During the memorial his daughter, Merritt Blundy Brunton, celebrated the love between her parents.

“Pat and Steve Blundy have been a team like no other,” said Brunton. “Mom has been his partner working at Sheridan College, his building assistant at the cottage, his team manager, his accountant, his chef, his personal event coordinator, and his nurse. But most importantly mom has been his biggest fan and his best friend.”

Blundy worked at Sheridan since 1972 and Pat joined him in 1974. Two years later the Blundys were married and they worked together until retiring from the college’s athletic department in 2007.

“Cancer is a relentless, awful and unfair disease that stole away my father’s strong athletic body,” said Brunton.

She shared a story about Blundy training her for the school cross country races at the age of 10.


Pat and Steve Blundy were married two years after she started working at Sheridan. They worked together until retiring from the athletic department in 2007.

“We would go running and chatting about the day, and he would always lead me up to the big hills and I would roll my eyes,” said Brunton. “But he would talk about how to attack the hill, push our way up it. And he would tell me that what I was feeling wasn’t pain, this is the feeling of your body functioning at its best.”

Blundy’s son, Chad, recalled a time in his second year at McGill University when he and his friends were recruiting teammates for a hockey tournament. They needed another defenseman, so they called Blundy who was then in his mid 50s. They ended up winning the tournament.

“’My father tried to discourage me from playing hockey. He felt that my education was more important,’” said Blundy in an interview in 1978. “’My father used to tell me that hockey would never get me anywhere.’”

But hockey gave Blundy an esteemed career at Sheridan.

Blundy was head coach of the Bruins men’s hockey team for 12 years and he coached the women’s team for five years.

Former Bruins hockey player Dave Barrett had a 30-year relationship with his coach.

“What I admired most about Steve is that he didn’t need to be the star player or the head coach,” said Barrett. “He simply wanted to contribute, in a meaningful way to the growth and success to his team.”

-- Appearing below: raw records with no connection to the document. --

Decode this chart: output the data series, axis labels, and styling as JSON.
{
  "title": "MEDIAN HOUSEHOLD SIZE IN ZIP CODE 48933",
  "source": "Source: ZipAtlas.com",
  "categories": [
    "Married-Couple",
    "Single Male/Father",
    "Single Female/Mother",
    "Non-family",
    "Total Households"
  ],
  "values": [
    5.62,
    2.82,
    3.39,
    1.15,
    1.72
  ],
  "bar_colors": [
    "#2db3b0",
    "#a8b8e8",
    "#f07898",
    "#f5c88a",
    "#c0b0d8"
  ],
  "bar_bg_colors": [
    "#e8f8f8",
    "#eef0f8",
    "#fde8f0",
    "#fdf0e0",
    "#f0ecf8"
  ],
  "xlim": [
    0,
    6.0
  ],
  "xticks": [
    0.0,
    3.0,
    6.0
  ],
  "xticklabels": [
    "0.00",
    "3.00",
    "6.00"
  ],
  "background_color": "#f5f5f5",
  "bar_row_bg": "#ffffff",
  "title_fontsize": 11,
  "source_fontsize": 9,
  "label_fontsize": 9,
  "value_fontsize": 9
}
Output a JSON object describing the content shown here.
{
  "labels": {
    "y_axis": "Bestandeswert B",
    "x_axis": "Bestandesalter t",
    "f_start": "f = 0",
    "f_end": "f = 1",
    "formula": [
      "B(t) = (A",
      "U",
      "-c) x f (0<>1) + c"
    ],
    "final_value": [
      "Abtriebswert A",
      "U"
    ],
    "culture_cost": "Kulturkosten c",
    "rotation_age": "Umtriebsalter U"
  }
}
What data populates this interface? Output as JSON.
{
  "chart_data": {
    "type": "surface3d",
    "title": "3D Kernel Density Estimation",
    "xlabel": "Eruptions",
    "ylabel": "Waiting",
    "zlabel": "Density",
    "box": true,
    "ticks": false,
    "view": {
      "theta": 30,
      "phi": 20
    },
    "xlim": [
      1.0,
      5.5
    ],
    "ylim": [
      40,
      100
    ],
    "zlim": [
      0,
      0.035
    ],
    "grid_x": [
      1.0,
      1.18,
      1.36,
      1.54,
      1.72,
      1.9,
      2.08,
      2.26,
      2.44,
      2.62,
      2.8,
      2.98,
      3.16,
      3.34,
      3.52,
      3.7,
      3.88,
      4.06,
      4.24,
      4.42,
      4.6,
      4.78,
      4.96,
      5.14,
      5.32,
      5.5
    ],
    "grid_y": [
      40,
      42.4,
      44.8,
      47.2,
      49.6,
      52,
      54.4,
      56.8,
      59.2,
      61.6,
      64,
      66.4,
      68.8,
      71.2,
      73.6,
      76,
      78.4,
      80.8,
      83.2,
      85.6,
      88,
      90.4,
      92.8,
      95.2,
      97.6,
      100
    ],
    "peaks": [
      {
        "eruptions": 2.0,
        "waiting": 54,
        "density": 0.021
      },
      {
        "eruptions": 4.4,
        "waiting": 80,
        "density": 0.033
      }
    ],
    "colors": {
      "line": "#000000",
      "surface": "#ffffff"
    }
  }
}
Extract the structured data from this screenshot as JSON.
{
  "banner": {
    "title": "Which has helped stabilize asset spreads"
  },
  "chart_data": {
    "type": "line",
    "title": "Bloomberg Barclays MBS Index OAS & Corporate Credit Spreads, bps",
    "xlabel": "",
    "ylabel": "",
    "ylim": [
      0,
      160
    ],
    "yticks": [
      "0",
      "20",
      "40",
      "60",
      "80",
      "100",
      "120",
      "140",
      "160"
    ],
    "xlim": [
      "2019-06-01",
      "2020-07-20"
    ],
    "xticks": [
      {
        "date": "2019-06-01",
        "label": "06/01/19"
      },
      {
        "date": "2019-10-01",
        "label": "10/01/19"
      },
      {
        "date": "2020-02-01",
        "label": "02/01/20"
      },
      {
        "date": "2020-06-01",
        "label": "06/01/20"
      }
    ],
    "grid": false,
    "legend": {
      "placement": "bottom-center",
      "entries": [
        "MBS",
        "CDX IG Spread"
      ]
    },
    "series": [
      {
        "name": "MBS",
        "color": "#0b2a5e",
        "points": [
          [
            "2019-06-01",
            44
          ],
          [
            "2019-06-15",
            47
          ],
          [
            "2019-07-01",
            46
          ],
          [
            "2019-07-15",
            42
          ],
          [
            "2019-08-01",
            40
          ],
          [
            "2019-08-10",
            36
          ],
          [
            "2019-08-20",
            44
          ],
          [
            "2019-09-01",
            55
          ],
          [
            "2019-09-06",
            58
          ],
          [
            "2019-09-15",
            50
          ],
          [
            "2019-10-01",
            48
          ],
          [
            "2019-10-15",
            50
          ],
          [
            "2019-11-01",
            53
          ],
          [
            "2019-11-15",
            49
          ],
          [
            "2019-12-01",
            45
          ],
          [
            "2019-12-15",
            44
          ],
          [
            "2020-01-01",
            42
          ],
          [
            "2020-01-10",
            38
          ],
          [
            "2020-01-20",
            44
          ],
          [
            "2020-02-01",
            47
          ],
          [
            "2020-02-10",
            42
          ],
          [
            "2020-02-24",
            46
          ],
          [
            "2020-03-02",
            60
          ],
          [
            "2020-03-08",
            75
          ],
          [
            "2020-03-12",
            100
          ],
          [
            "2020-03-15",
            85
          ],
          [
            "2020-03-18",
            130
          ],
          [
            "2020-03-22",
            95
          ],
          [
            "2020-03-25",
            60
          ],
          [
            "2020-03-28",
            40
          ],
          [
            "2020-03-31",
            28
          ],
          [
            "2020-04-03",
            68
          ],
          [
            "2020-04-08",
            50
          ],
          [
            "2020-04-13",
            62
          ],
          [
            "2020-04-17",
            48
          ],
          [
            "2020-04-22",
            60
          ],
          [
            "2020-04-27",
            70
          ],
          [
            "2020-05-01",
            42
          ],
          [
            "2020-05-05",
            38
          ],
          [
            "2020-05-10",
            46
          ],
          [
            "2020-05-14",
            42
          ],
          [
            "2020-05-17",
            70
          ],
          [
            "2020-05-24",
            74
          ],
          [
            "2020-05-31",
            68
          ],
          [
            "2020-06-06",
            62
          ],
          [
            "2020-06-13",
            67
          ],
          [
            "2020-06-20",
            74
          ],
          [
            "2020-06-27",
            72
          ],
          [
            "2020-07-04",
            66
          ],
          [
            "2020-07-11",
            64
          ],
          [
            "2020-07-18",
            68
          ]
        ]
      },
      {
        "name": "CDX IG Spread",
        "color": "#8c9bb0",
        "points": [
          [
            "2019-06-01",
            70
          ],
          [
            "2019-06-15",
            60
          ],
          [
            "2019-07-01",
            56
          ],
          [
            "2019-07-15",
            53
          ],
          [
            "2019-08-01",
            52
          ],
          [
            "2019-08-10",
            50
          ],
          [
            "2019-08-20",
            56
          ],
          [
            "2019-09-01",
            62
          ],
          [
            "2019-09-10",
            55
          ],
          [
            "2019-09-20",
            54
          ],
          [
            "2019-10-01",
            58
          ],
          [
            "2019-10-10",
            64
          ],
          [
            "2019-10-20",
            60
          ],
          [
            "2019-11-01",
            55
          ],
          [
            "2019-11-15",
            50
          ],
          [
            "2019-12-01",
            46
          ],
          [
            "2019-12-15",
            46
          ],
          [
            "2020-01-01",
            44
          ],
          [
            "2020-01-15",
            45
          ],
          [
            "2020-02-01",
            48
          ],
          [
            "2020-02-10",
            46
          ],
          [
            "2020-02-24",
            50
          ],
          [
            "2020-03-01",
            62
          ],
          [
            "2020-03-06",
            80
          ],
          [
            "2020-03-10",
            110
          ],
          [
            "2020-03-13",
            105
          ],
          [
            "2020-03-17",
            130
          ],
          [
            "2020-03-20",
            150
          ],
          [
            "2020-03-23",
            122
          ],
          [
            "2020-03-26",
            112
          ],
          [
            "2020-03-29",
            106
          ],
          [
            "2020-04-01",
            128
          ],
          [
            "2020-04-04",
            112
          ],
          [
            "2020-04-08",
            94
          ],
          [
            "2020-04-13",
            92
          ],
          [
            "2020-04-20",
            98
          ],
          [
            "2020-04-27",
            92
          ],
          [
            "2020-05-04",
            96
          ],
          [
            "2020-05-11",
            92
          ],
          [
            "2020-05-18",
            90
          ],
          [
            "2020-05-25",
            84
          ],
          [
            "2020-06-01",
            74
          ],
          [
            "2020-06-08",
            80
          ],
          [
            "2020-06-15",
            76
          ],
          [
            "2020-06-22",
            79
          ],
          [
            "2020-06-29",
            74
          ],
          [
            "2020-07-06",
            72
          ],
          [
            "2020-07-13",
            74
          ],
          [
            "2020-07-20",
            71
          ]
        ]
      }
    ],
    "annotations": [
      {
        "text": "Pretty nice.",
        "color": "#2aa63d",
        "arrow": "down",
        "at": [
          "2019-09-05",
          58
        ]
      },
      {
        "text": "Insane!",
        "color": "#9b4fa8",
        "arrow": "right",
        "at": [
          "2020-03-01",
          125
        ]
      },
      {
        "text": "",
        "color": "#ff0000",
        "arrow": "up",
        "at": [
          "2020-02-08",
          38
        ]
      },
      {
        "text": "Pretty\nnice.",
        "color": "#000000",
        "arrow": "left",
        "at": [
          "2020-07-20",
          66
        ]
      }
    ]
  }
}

Captain of the women’s hockey team, Amy Ramsey, said in 1979 that “’No one can coach like Moker. He drilled into us that skating and shooting are the most important aspects of the game. He’s an incredible coach and an incredibly guy.’”

Blundy showed interest in coaching the women’s hockey team because the girls were just as excited about hockey as the men.

Blundy’s career at Sheridan began when he became equipment manager.

He checked every piece of equipment before every game so the team was guaranteed the utmost safety in protection. He also made sure players’ gear fit properly, took inventories, purchased gear, and assisted coaches and athletes.

“’A lot of coaches and athletes don’t realize how important the proper fitting of equipment is and how it can help avoid injury,’” said Blundy in an interview in 1979.

With files and photos from the Bruins, Ovation, and the Sheridan Sun archives.